The trials last year showcased the use of a digital wallet loaded with stablecoins for purchasing online content, such as pay-per-page, or streaming services on a pay-per-second basis.

The Hedera Governing Council includes a group of 16 business organisations - Avery Dennison, Boeing, Dentons, Deutsche Telekom, DLA Piper, FIS (WorldPay), Google, IBM, LG Electronics, Magalu, Nomura, Swirlds, Tata Communications, University College London (UCL), Wipro, and Zain Group - overseeing a global network of nodes that will enable fractional micropayments to flow across the decentralised public network. As part of its commitment to the project eftpos will establish its own Hedera network node this year.

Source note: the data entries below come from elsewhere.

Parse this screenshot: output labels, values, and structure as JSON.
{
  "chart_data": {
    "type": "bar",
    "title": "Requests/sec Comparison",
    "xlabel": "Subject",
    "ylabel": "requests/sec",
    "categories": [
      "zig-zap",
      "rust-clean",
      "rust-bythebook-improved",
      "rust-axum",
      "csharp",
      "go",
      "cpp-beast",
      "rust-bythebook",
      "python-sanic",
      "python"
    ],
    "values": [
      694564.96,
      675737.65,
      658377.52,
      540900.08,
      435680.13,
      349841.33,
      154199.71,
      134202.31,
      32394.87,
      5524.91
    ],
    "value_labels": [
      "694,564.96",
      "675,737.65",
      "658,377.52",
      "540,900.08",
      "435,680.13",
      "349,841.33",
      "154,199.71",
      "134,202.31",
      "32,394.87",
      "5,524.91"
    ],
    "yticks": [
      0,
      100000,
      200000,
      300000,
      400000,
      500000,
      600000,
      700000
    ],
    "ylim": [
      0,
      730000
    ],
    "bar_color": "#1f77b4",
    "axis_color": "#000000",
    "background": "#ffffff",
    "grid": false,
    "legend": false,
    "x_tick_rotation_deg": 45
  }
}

Eftpos CEO, Stephen Benton says: “By joining the Hedera Governing Council and running the Australian node, alongside some of the world’s largest and most influential companies, we are excited to participate in the development of next-generation micropayments technology that has the potential to open up entirely new ways of conducting business for Australian enterprises and enable compelling new experiences for Australian consumers."

The Australian company has been pushing a wide-ranging digital strategy that includes mobile wallet Beem It, digital identity services for accessing public and private networks, and a national QR code payments roll out.

The stablecoin project was led by Robert Allen, eftpos' entrepreneur in residence.

“By combining the new eftpos API infrastructure with a consumer wallet-based experience, digital identity, and an AUD-based stablecoin using Hedera’s superfast, secure and low-cost distributed network, the PoC’s objective was demonstrably achieved,” says Allen. “Use cases like this simply are not possible on other public blockchains. Along with several partners, we are now exploring a variety of use cases that this combination of technologies enables and the options to commercialise them."